06 July, 2015

Game Chef Review 37b: Escape from Dreamland by Teagan McFarland

Another attempt and this has loaded up...which is good.

I had some thought about this as soon as I managed to load up the character sheet, and may have been over-analysing things...especially finding out what I did between my first glance and my writing of this review. I'll try to reflect these two sets of thoughts (before critical information, and after).

Escape from Dreamland

Ingredients: 9 [Dream (4), Abandon (3), Stillness (1), Dragonfly (1)]
Dream is clearly a central element of this game, as is the concept of abandonment, because the characters are people caught adrift and abandoned in a mysterious world of dream. I probably could have gone with "stillness" as a core element for these marks, but it's not as well linked into the essence of the game (it's an attribute, so it's important, but probably not as important as the notion of abandoment and the need to return to the waking world). Dragonflies are also thrown in, but only in the way that the "Nightmare bugs" of the game resemble dragonflies, so it's not much of a link but 9 out of 10 is certainly reflective of a great combination of elements.  

Theme: 5 (8)
Honestly, at first I thought this game was just another one of the recent crop of designs aimed at getting kids into roleplaying, with a quirky childlike character sheet to reinforce this theme. There are a few games around like this, and a solid niche into which the game would fit. The character sheet was just a clever addition in my original appraisal.

But on finding out that this was a game designed by a kid, a young girl, my estimation increases considerably. When I was this age, I might have been writing games and stories for myself, but I would never have had the guts to present these ideas beyond my small group of school friends.

Would I Play This:? 5
I'd really think about playing this with my young niece and nephew, I'd even consider running this as a part of the "RPGs for Kids" events that have been appearing at conventions here in Sydney over the past couple of years. I'd want some of the language fixed up first, and for it to see a bit of playtesting, but then again, what game doesn't need these things.

Completeness: 6
There is a simple procedural play in effect here, it's the kind of thing I like in games. It tells you were to start, how to accomplish things along the journey, and how to bring about a conclusion to the journey. This game doesn't confine you to a specific path, it doesn'timit what you can do, and in fact

Innovation: 4 (5)
Upon opening this I immediately loved the character sheet, but I was wondering if it was just trying too hard and being a bit pretentious to look overly naive and child-like. The sheet matched the simple and straightforward rules, and fit the idea that this might be a game used for triggering the imagination of kids. The simplistic explanations that this was a game where "dream logic applied", and the use of attributes that didn't really reflect physicality reinforced this notion.

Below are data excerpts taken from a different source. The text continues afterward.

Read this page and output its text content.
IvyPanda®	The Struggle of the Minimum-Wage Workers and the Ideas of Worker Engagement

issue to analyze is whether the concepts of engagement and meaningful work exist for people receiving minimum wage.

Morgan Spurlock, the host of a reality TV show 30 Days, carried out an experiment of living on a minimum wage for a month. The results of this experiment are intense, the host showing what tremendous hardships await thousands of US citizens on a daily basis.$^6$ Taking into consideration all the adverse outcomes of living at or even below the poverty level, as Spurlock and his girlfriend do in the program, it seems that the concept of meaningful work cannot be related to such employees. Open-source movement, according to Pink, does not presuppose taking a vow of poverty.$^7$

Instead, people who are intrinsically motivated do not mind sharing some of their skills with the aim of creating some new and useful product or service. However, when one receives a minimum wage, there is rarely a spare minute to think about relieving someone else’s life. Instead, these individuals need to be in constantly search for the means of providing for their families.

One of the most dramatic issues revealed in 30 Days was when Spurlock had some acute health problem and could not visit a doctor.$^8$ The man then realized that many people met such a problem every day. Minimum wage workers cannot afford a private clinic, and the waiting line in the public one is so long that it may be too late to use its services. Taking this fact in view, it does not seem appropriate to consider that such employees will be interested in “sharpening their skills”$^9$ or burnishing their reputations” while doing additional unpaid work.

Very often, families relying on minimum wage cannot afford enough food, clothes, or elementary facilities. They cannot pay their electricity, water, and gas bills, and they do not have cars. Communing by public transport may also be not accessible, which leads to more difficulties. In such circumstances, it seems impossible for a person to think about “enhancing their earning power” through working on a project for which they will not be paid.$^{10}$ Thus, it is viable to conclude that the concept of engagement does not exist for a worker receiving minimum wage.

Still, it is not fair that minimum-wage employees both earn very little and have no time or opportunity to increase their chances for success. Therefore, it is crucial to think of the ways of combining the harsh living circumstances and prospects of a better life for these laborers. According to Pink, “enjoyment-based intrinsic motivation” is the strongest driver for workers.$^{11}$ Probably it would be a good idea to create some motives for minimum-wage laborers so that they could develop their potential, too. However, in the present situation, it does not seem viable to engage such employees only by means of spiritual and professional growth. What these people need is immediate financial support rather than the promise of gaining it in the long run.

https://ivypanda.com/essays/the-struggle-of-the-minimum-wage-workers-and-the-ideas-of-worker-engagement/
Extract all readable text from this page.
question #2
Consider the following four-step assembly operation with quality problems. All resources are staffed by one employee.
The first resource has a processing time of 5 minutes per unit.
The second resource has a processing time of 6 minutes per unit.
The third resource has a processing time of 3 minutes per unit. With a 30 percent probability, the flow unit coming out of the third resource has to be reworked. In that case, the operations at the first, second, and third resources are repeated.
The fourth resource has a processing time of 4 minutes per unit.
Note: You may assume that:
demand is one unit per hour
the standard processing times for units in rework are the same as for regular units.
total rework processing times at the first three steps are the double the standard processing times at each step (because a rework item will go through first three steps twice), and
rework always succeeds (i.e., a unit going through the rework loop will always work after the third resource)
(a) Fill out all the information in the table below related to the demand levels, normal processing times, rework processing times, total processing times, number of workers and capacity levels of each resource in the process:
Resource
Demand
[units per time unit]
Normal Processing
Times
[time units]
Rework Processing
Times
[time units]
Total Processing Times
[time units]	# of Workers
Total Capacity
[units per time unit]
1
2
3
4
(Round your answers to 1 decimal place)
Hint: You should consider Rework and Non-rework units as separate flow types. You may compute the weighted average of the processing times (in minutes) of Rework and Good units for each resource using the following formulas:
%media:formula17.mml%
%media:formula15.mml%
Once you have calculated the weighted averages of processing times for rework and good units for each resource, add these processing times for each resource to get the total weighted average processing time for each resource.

It had a few interesting ideas, linked in an interesting way. Nothing hugely innovative, but clever in a lot of little ways.

Then I found out this actually was written by a kid. So this in't pretentious or trying too hard, it's just a kid trying to enter a contest for the first time and doing a job good enough that I thought it might have been an adult designer.

Output Quality: [Language (2), Layout (2), Imagery (1) (2)]
The language isn't up to par with a lot of the entries, there are a few inconsistencies through it, but nothing so problematic that is makes things particularly hard to understand, and there certainly aren't any major gaps in it. The layout is a match for most of the other games I've read in the contest so far. The one point for imagery was applied for a combination of the "childlike character sheet" and the evocative imagery in the text.

The imagery was bumped up once I realised Teagan was a kid and she had drawn the character sheet herself. This is the type of imagination we don't want to stifle.

Overall: 64% Pass [27+10+5+12+4+5]
Rating this as though it was designed by an adult, mimicking the voice of a child designer, I'd have given this a very high pass result, almost a credit. It's a solid job, there are certain elements of text that didn't quite fit grammatically, and a few issues here and there that an experienced designer simply wouldn't have done (even if attempting to produce a "naive" design). I wouldn't have batted an eyelid, and would have assumed this was a typical adult designed game.

Adjusted Overall - 71% Credit [27+16+5+12+5+5]
Knowing that this was actually designed by a girl, and not by an adult trying to use the "designing voice of a young girl" makes my more impressed by this game. Adjusting a few of the scores reflects that my opinion increases from a game that is just under a credit to a solid credit result. If this is what she's designing now, I sincerely hope we keep her encouraged and continuing to design new stuff in the future. It's designers like Teagan who will be bringing the awesome for years (if not decades) to come.